Partiendo de esos antecedentes, el Constitucional nos recuerda que el marco jurídico del derecho fundamental de huelga del Art. 28.2 CE gira todavía alrededor de una norma preconstitucional -el Real Decreto-ley 17/1977, de 4 de marzo, sobre relaciones de trabajo, que fue enjuiciado por la STC 11/1981, de 8 de abril-, un marco que se ha visto en buena medida desbordado por los ulteriores cambios introducidos en el desarrollo de la actividad productiva en muy diversos sectores. Por lo que interesa a los efectos del presente recurso de amparo, procede resaltar que la prohibición del esquirolaje contenida en el Art. 6.5 del Real Decreto-ley 17/1977 -que solo contempla el esquirolaje externo, esto es, la sustitución de trabajadores huelguistas por otros externos a la empresa- ha devenido obsoleta a la luz de las transformaciones que ha soportado durante las últimas décadas la organización empresarial, por la introducción de formas complejas de colaboración entre empresas y la aparición de sofisticados procesos de automatización de la producción.

Y añade: (…) Desde la STC 123/1992, [de de 28 de septiembre] primera ocasión en la que el Tribunal analizó la sustitución interna de trabajadores durante el ejercicio del derecho de huelga -una conducta empresarial comúnmente conocida como esquirolaje interno-, hemos rechazado que la prohibición de sustitución externa de los trabajadores huelguistas, prevista en el Art. 6.5 del Real Decreto-ley 17/1977, pueda ser interpretada a contrario sensu para permitir su sustitución interna. En diversos pronunciamientos posteriores el Tribunal ha destacado que la prohibición de la sustitución interna de los trabajadores es consecuencia de la necesidad de garantizar la efectividad del derecho fundamental [por ejemplo, la STC 33/2011, de 28 de marzo].

Para concluir que: (…) En síntesis, la misma razón de la prohibición del esquirolaje externo e interno concurre en otras formas de esquirolaje, como puede ser el llamado tecnológico o el organizativo. Esta es: supone una conducta lesiva del derecho fundamental del Art. 28.2 CE la sustitución del servicio que los trabajadores huelguistas dejan de aportar al proceso productivo por otros recursos disponibles, ya sean humanos, técnicos o tecnológicos, siempre que suponga minimizar, reducir o limitar los efectos del paro laboral y mantener la actividad de la empresa.

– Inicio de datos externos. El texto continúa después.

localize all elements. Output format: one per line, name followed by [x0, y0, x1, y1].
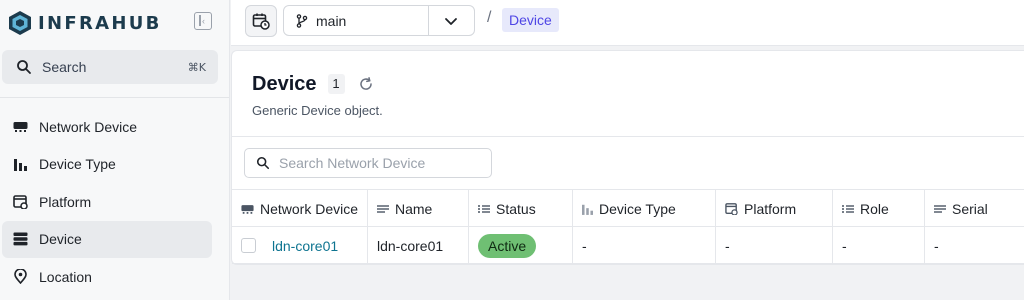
- network-device-link[interactable]: ldn-core01: [272, 238, 338, 254]
- branch-name: main: [316, 12, 347, 29]
- bar-chart-icon: [12, 156, 28, 172]
- cell-status: Active: [469, 227, 573, 264]
- page-header: Device 1 Generic Device object.: [252, 71, 383, 119]
- main-content: Device 1 Generic Device object. Network …: [231, 46, 1024, 300]
- column-header-label: Network Device: [260, 200, 359, 217]
- row-checkbox[interactable]: [241, 238, 256, 253]
- list-icon: [842, 204, 854, 214]
- sidebar-search-label: Search: [42, 59, 87, 75]
- cell-network-device: ldn-core01: [232, 227, 368, 264]
- device-table: Network Device Name Status Device Type P…: [232, 189, 1024, 264]
- column-header-network-device[interactable]: Network Device: [232, 190, 368, 227]
- column-header-platform[interactable]: Platform: [716, 190, 833, 227]
- column-header-label: Status: [496, 200, 536, 217]
- column-header-status[interactable]: Status: [469, 190, 573, 227]
- chevron-down-icon[interactable]: [444, 14, 458, 28]
- network-device-icon: [12, 119, 28, 135]
- column-header-role[interactable]: Role: [833, 190, 925, 227]
- column-header-label: Device Type: [599, 200, 676, 217]
- cell-platform: -: [716, 227, 833, 264]
- column-header-label: Platform: [744, 200, 797, 217]
- column-header-serial[interactable]: Serial: [925, 190, 1024, 227]
- text-lines-icon: [377, 204, 389, 214]
- sidebar-item-label: Location: [39, 268, 92, 285]
- sidebar: INFRAHUB ‹ Search ⌘K Network Device Devi…: [0, 0, 230, 300]
- schedule-button[interactable]: [245, 5, 277, 37]
- table-search[interactable]: [244, 148, 492, 178]
- sidebar-item-label: Device: [39, 231, 82, 248]
- git-branch-icon: [296, 13, 308, 28]
- top-bar: main / Device: [231, 0, 1024, 46]
- object-list-card: Device 1 Generic Device object. Network …: [231, 50, 1024, 265]
- page-title: Device: [252, 72, 317, 95]
- search-icon: [256, 156, 270, 170]
- network-device-icon: [241, 204, 254, 214]
- cell-device-type: -: [573, 227, 716, 264]
- calendar-clock-icon: [252, 13, 270, 30]
- column-header-name[interactable]: Name: [368, 190, 469, 227]
- column-header-label: Serial: [952, 200, 988, 217]
- branch-divider: [428, 6, 429, 35]
- column-header-label: Name: [395, 200, 433, 217]
- sidebar-item-network-device[interactable]: Network Device: [2, 108, 212, 146]
- platform-icon: [725, 202, 738, 215]
- table-row[interactable]: ldn-core01 ldn-core01 Active - - - -: [232, 227, 1024, 264]
- sidebar-divider: [0, 97, 229, 98]
- logo[interactable]: INFRAHUB: [8, 8, 218, 38]
- sidebar-item-device[interactable]: Device: [2, 220, 212, 258]
- sidebar-item-platform[interactable]: Platform: [2, 183, 212, 221]
- count-badge: 1: [327, 74, 345, 94]
- column-header-label: Role: [860, 200, 889, 217]
- column-header-device-type[interactable]: Device Type: [573, 190, 716, 227]
- list-icon: [478, 204, 490, 214]
- breadcrumb-separator: /: [487, 9, 492, 26]
- sidebar-search-button[interactable]: Search ⌘K: [2, 50, 218, 84]
- cell-serial: -: [934, 237, 939, 254]
- sidebar-item-device-type[interactable]: Device Type: [2, 146, 212, 184]
- status-badge: Active: [478, 233, 537, 258]
- server-icon: [12, 231, 28, 247]
- platform-icon: [12, 194, 28, 210]
- bar-chart-icon: [582, 203, 593, 215]
- breadcrumb-device[interactable]: Device: [502, 8, 559, 32]
- search-icon: [17, 60, 31, 74]
- collapse-sidebar-icon[interactable]: ‹: [194, 12, 212, 30]
- sidebar-item-label: Network Device: [39, 118, 138, 135]
- cell-role: -: [833, 227, 925, 264]
- sidebar-item-location[interactable]: Location: [2, 258, 212, 296]
- location-pin-icon: [12, 269, 28, 285]
- sidebar-item-label: Device Type: [39, 156, 116, 173]
- page-subtitle: Generic Device object.: [252, 103, 383, 118]
- logo-text: INFRAHUB: [38, 12, 162, 34]
- text-lines-icon: [934, 204, 946, 214]
- refresh-icon[interactable]: [358, 76, 374, 92]
- cell-name: ldn-core01: [368, 227, 469, 264]
- card-divider: [232, 136, 1024, 137]
- search-input[interactable]: [279, 155, 479, 171]
- branch-selector[interactable]: main: [283, 5, 475, 36]
- search-shortcut: ⌘K: [187, 60, 206, 74]
- sidebar-item-label: Platform: [39, 193, 92, 210]
- table-header-row: Network Device Name Status Device Type P…: [232, 190, 1024, 227]
- infrahub-logo-icon: [9, 11, 31, 35]
- sidebar-nav: Network Device Device Type Platform Devi…: [2, 108, 212, 296]
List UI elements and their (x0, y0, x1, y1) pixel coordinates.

De modo que: Por lo que ahora especialmente importa, hemos afirmado que las facultades de dirección del empresario no pueden “alcanzar a la sustitución del trabajo que debían haber desempañado los huelguistas”, y que constituye un abuso su actuación cuando, de forma objetiva, la sustitución produzca un vaciamiento del contenido del derecho de huelga porque desactiva o aminora la presión asociada al paro, una prohibición que tiene como finalidad garantizar la efectividad del derecho fundamental.